NY Republicans erupt over ‘insulting’ US Senate plan to keep $10K SALT cap
ALBANY (TNS) — A plan championed by Republicans from New York in Congress to quadruple the current $10,000 cap on the federal deductibility of state and local taxes was rejected Monday in an alternative spending proposal from the U.S. Senate.
That sets up what could be a sticking point among Republicans in the two chambers on President Donald J. Trump’s spending agenda, called the “One Big Beautiful Bill.”
Republicans in Congress from New York spent a significant amount of political capital negotiating a version of the bill that would raise the cap to $40,000 after weeks of disagreement among their colleagues in the House.
But the Senate’s version of the spending plan released Monday would keep that cap at $10,000. U.S. Rep. Mike Lawler, a Republican who represents part of the lower Hudson Valley, said that’s a nonstarter.
“After engaging in good faith negotiations, we were able to increase the cap on SALT from $10,000 to $40,000,” Lawler said. “That is the deal, and I will not accept a penny less. If the Senate reduces the SALT number, I will vote no, and the bill will fail in the House.”
Republicans hold a slim majority in Lawler’s chamber, creating a situation in which the seven members of that party from New York could block the bill if they unite against it.

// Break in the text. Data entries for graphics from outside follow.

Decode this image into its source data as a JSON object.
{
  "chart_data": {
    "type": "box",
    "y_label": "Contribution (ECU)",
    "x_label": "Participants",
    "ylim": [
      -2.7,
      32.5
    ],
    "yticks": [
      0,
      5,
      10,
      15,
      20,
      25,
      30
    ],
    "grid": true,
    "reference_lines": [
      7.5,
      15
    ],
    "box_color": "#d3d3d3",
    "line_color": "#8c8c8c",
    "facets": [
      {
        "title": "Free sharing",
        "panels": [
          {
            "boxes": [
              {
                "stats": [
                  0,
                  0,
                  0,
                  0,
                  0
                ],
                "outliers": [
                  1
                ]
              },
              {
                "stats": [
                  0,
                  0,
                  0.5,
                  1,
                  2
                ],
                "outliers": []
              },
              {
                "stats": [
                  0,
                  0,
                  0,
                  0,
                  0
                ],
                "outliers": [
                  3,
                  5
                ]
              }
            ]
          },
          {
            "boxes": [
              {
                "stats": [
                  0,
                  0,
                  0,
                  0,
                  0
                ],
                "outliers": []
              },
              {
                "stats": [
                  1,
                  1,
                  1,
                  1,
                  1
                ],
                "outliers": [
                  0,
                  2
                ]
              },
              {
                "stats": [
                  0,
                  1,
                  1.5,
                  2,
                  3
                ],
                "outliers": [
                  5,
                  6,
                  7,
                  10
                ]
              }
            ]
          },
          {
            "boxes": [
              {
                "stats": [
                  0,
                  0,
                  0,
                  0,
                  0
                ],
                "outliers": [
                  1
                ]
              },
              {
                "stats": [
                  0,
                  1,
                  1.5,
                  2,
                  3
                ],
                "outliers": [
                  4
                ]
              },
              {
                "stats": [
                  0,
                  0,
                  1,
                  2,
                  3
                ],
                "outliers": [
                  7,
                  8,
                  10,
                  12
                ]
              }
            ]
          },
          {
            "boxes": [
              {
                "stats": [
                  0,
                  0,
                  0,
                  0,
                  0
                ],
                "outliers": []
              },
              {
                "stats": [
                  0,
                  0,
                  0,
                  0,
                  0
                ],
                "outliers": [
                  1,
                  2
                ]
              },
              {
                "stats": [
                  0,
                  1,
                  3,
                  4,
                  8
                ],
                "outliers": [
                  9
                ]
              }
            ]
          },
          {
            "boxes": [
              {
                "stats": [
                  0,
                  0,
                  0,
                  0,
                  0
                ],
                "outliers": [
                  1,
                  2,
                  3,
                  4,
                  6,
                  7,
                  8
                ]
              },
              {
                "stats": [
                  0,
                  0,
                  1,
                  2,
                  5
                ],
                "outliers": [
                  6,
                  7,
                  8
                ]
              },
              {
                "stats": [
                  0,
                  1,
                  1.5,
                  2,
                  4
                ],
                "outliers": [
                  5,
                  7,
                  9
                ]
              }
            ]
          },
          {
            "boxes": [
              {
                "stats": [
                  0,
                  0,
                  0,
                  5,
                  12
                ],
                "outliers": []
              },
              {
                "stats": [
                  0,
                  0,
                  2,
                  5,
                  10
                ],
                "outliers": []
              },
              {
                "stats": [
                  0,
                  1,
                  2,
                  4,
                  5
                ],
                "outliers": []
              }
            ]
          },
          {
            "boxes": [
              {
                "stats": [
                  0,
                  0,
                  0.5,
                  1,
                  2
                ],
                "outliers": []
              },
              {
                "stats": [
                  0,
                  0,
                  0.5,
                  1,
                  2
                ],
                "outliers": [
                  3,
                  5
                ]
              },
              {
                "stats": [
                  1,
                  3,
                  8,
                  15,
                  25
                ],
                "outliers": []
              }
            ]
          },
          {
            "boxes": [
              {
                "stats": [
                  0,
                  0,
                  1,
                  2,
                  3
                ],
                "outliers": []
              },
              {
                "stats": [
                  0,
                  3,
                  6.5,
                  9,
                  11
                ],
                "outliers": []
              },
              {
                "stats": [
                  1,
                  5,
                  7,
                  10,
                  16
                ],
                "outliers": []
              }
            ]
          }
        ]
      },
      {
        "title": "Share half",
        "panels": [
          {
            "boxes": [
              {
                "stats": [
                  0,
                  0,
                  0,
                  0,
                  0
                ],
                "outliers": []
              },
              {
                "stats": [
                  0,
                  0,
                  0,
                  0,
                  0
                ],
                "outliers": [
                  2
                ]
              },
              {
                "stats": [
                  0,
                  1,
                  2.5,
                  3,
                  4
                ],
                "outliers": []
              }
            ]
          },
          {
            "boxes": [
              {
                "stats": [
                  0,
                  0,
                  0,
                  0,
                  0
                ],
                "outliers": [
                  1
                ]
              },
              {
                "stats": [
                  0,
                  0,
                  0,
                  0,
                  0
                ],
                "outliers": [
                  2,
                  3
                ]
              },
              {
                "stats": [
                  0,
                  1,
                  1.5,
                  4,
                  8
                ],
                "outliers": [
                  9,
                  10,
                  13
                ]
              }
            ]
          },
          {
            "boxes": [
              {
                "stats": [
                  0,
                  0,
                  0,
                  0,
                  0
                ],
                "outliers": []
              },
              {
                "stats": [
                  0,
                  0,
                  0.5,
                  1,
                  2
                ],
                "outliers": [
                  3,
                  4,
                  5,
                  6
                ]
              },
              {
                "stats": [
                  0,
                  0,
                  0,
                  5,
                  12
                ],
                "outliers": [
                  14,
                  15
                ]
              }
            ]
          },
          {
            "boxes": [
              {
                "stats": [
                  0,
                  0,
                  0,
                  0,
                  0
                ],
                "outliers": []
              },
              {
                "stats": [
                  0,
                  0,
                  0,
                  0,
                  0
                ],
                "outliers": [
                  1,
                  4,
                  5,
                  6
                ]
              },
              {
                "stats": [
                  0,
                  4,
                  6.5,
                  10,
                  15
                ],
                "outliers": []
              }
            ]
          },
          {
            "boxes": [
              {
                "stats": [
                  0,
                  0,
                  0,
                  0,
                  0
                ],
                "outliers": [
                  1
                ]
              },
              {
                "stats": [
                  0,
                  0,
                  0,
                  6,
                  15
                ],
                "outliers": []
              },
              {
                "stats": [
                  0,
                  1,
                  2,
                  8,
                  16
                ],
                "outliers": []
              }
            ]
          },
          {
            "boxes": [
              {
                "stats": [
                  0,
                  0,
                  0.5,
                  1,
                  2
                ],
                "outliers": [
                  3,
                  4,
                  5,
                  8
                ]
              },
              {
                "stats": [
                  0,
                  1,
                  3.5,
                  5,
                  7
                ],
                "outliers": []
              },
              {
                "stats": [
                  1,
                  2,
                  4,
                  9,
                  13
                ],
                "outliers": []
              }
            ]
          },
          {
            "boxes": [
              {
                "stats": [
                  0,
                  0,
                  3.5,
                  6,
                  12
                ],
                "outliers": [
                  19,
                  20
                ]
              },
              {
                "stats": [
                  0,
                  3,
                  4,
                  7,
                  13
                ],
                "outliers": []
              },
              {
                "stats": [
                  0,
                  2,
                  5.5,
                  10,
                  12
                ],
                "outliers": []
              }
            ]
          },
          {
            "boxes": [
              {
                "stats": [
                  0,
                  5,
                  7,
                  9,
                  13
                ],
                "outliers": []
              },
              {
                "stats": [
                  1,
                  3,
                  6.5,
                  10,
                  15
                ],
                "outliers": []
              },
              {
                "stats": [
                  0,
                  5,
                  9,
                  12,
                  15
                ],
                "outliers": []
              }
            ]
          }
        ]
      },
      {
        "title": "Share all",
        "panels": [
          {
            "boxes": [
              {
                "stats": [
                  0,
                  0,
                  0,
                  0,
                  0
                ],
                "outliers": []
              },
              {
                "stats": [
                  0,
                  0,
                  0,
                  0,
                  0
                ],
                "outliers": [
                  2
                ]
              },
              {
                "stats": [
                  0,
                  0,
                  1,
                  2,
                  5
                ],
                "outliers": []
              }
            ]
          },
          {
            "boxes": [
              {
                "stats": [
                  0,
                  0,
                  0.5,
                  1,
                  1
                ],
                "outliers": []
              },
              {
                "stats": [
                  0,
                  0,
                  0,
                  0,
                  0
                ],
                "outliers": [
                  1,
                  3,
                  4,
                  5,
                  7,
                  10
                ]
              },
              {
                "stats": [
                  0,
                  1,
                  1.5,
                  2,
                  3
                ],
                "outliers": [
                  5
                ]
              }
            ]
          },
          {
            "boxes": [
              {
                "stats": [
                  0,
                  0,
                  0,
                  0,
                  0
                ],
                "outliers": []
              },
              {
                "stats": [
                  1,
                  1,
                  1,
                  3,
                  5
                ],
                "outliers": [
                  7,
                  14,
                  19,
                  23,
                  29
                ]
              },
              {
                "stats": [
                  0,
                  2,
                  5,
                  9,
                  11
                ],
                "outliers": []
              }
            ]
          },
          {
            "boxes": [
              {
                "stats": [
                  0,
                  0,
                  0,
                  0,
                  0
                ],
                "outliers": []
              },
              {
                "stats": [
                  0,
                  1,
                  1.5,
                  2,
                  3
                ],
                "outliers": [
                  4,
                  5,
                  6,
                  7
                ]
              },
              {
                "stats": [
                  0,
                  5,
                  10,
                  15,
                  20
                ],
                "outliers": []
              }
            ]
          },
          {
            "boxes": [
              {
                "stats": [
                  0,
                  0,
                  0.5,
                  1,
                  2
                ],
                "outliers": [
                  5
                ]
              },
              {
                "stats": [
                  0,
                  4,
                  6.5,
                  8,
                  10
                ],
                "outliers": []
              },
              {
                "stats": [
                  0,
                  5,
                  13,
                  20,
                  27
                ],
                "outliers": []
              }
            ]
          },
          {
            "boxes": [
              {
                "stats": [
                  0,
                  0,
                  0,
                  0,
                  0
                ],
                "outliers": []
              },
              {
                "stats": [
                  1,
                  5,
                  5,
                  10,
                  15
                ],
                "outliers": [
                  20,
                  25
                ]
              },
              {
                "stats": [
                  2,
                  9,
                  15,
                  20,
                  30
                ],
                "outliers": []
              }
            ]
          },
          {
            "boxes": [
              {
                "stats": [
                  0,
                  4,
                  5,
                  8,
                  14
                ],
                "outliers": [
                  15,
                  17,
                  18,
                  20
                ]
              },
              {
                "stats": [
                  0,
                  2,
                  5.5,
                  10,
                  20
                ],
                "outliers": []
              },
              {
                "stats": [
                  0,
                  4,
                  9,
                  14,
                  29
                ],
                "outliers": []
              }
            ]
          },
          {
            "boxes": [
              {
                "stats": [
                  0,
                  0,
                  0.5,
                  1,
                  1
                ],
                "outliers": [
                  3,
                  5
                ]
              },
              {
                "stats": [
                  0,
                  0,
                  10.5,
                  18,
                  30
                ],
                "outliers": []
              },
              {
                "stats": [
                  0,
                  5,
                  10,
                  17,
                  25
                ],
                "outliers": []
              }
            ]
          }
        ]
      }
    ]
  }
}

U.S. Rep. Nicole Malliotakis called the Senate’s response to their proposal “insulting.” She’s the lone Republican who represents part of New York City, which has its own income tax on top of what’s collected by the state.
“For the Senate to leave the SALT deduction capped at $10,000 is not only insulting but a slap in the face to the Republican districts that delivered our majority and trifecta,” said Malliotakis, referring to her party’s control of both chambers of Congress and the White House.
While both were key players in negotiating their chamber’s proposal, they were not alone.
U.S. Rep. Elise Stefanik, the most powerful Republican from New York who’s part of House leadership, helped broker the compromise that led to the proposal. Stefanik is a close ally of Trump, who vowed on the campaign trail that he would “get SALT back.”
Stefanik is one of just two Republicans in New York’s delegation in Congress, the other being U.S. Rep. Claudia Tenney, who voted to impose the current $10,000 cap back in 2017.
That’s when federal lawmakers passed the Tax Cuts and Jobs Act, the major tax bill ushered through Congress during Trump’s first term. The lower cap was traded for tax cuts across the board, including those for high-income earners and businesses.
Before then, there was no cap on how much in state and local taxes that filers could deduct from their federal taxes. That benefited high-tax states — which are often Democrat-led — like New York, where it’s not uncommon for state and local tax bills to exceed $10,000.
But Republicans in New York have since experienced turnover because of retirements and losses at the polls. The new roster of Republicans has strongly opposed the 2017 cap.
That’s in the House. New York has no Republican representation in the U.S. Senate, and while New York Sens. Charles E. Schumer and Kirsten Gillibrand want to fully repeal the cap, they don’t have leverage in the Senate with Democrats in the minority.
Republicans in the Senate oppose raising the cap because of how it would unbalance the budget sought by Trump. There are also no Republican senators from high-tax states who would benefit from raising the deduction cap, which some analysts say would increase the federal deficit and benefit more wealthy people.
The proposal in the House to raise the cap to $40,000 would result in $320 billion less in revenue for the federal government over the next decade, according to the Tax Foundation, a right-leaning think tank.
Trump has signaled to federal lawmakers that he would like a final spending bill approved in time to sign by July 4, giving Congress less than three weeks to reach a resolution.